Io lo avevo già detto nel live report del concerto tenutosi il 7 settembre al Magnolia di Segrate (MI): “Molti hanno definito la sua musica ‘fragile’, ma ieri sera l’impressione è stata tutt’altra”.
Impressione che si riconferma in questo Too Bright, terzo disco di Perfume Genius.
A conti fatti il titolo pare una presa in giro, un’ironia, poiché le tinte dark, precedentemente contenute solo (o quasi) nei testi, hanno ora contaminato in maniera evidente anche la musica dell’artista, ricca di virate tendenti agli 80s (periodo che già in passato Mike aveva ammesso di amare), per quanto i classici pezzi al pianoforte comunque non manchino.

OGGETTIVITÀ
Si parte con I Decline che pare la naturale prosecuzione di Katie, bonus track del precedente Put Your Back N 2 It. Pianoforte e voce, un paio di note di chitarra di contorno creano il gelo, riscaldando il cuore. Dico io, puoi iniziare un disco con tutta questa carica emotiva? Evidentemente se sei Perfume Genius la risposta è soltanto una: sì.
Il singolo Queen aveva già spezzato tempo fa eventuali “ma questo fa sempre le stesse cose?”: chitarra distorta, voce distorta, batteria, cori, riff di sintetizzatore. Il sentore di un’evoluzione è stato poi confermato dall’altro singolo, Grid, ossessiva, quasi occludente. My Body (già ascoltata live) ha proseguito poi il trend dark cui accennato prima, raggiungendo picchi quasi horrorifici.
D’altro canto però si possono trovare tracce che sono, se non proprio bright, almeno più dedite agli 80s fatti di luci al neon: Fool, tra schiocchi di dita riverberati, gorgheggi gospel, ottoni, e Longpip con la sua cascata di sintetizzatori vintage e clap incalzanti.
Perfume Genius riesce a reinventarsi rimanendo comunicativo come sempre, riuscendo ad arrivare al cuore dell’ascoltatore, smuovendo un qualcosa nel profondo, anche allontanandosi dalle strade che lo hanno reso famoso.
C’è comunque sempre spazio per momenti che rimandano indietro nel tempo e che stringono il cuore in una morsa, lì tra i polpastrelli poggiati sui tasti bianchi e neri e la voce: è il caso della già citata I Decline, di No Good (“There’s no journey/There’s no safe place/For the heart to hang/When the body’s no good […]To me love was/Always in pain/Stolen moment/At a time”) e di Don’t Let Them In, dell’oscura I’m A Mother, della più cadenzata e ricca di fiati Too Bright e della conclusiva, straziante, All Along.
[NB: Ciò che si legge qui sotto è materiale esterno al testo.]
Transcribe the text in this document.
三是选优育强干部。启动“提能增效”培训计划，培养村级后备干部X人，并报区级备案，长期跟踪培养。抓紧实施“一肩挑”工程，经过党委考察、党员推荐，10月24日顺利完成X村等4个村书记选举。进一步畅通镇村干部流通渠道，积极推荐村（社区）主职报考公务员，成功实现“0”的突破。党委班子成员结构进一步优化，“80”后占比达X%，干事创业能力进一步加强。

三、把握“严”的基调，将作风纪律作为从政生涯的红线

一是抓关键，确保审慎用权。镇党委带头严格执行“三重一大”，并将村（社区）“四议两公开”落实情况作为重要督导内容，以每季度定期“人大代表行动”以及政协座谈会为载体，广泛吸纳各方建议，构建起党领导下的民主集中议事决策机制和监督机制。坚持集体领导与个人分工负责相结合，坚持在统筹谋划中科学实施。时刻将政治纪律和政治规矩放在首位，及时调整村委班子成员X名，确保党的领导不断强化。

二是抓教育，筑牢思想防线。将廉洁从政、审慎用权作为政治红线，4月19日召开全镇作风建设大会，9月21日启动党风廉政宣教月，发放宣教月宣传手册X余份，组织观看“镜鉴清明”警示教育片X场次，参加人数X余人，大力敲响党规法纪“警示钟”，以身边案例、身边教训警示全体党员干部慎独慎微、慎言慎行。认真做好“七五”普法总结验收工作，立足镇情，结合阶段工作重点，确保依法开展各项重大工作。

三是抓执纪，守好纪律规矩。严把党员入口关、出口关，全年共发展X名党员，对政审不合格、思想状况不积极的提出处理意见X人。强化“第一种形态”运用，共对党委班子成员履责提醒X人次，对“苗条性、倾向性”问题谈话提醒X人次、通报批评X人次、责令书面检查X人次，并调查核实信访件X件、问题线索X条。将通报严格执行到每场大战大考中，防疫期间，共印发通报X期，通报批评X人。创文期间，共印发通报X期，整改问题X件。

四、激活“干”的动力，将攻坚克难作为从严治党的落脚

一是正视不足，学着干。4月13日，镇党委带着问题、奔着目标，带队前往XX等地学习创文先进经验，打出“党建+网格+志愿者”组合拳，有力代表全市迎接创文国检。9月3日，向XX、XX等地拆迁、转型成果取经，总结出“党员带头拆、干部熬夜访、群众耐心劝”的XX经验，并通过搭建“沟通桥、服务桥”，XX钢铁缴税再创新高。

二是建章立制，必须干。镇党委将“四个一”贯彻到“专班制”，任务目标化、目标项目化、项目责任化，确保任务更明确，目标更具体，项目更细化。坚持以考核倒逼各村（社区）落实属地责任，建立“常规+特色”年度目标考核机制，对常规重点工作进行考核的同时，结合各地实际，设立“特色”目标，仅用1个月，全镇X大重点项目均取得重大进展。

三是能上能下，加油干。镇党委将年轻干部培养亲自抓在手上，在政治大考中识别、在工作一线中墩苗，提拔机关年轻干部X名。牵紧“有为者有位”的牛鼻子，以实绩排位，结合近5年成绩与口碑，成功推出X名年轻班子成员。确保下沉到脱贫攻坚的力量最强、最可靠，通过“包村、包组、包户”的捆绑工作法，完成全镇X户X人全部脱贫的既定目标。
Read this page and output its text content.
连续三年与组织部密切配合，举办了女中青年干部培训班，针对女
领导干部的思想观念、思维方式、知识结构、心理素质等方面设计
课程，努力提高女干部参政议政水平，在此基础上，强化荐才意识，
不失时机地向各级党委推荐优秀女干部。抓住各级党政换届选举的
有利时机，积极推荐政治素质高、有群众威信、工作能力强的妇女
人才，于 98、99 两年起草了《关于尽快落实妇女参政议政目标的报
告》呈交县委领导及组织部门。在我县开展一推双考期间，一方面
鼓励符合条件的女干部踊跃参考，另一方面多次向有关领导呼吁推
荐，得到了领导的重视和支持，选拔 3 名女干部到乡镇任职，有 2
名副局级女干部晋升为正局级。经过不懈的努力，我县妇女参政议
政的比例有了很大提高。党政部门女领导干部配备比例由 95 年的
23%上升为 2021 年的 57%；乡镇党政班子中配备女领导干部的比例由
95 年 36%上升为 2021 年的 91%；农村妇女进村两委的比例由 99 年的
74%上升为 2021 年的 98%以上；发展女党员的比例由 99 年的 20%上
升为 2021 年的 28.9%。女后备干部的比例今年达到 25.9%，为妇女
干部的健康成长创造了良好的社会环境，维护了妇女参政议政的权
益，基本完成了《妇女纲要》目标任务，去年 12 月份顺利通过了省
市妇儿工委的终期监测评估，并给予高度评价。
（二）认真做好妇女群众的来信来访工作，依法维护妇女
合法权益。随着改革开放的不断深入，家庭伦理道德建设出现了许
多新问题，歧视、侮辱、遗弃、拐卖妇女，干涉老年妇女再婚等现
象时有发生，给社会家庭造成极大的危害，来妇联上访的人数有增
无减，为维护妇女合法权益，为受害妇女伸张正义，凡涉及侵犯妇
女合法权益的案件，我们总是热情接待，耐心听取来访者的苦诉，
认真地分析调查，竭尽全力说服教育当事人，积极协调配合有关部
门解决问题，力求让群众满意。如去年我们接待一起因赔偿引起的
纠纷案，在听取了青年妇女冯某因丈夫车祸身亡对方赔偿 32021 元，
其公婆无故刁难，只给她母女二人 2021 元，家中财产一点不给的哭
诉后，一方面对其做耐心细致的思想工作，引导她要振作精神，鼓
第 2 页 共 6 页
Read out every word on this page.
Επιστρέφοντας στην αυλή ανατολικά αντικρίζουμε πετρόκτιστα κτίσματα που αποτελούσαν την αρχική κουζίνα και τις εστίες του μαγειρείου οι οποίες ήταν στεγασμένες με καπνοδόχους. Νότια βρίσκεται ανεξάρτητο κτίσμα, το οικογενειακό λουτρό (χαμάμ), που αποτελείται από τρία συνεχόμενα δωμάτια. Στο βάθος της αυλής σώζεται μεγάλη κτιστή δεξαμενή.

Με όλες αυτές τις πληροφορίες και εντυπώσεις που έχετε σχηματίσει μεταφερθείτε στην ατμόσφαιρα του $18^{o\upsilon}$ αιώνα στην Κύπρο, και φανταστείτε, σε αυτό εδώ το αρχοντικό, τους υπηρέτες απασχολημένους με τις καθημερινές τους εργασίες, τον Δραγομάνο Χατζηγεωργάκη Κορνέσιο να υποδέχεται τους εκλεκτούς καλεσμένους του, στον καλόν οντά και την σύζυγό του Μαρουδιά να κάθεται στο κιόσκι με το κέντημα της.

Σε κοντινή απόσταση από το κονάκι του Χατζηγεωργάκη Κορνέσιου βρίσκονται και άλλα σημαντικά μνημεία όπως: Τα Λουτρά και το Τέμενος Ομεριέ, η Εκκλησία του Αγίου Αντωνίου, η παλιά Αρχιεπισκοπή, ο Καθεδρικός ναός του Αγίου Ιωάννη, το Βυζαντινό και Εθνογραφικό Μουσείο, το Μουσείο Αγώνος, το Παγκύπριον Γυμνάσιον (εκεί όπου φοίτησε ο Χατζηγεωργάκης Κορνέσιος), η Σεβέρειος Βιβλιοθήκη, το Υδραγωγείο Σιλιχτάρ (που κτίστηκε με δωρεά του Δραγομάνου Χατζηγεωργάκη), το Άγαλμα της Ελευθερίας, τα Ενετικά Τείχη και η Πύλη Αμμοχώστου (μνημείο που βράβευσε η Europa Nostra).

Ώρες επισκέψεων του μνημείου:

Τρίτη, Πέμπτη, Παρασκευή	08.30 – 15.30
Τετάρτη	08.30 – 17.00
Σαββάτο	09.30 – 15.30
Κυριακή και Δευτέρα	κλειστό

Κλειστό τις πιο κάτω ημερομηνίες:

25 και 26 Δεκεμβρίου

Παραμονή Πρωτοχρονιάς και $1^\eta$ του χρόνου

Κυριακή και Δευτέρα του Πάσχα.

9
In queste canzoni però non permane troppo a lungo la sensazione del “già sentito”; tutto è infatti arricchito da controcanti riverberati, chitarre ambientali, fiati, droni strappalacrime.
Riguardi ai testi lo stesso Mike aveva già dichiarato: “[…] a lot of people […] nudged me to make less gay-themed things. […] to make something with broader appeal. And that’s why I failed trying to be that. There are a lot of songs about how I recognize the bad patterns I’m in. There would be lots of easy things for me to do that would get me out of those behaviors but […] no thanks, I’m just going to keep being horrible and miserable”.

EMOZIONI
Tutte le tracce, da quelle più innovative a quelle più consone allo stile di Mike sono gioielli, momenti splendidi, cristallini, espressione di un talento e di una delicatezza rari. Delicatezza dietro cui si cela un artista con i controcoglioni (e scusate il francesismo), capace di rinascere dalle proprie ceneri fatte di oscurità, discriminazione, stupri in famiglia, droga, e di risplendere fieramente, meritatamente; finalmente.
Rischiando di cadere nei luoghi comuni, commuove sempre vedere la potenza disarmante della musica come mezzo per esorcizzare le paure e le difficoltà, un mezzo per afferrare quella bellezza che sfugge nella vita ma che si palesa senza filtri in melodia, così, come se fosse la cosa più naturale del mondo.
I cuori sussultano.
Too Bright è uno dei dischi dell’anno. Punto.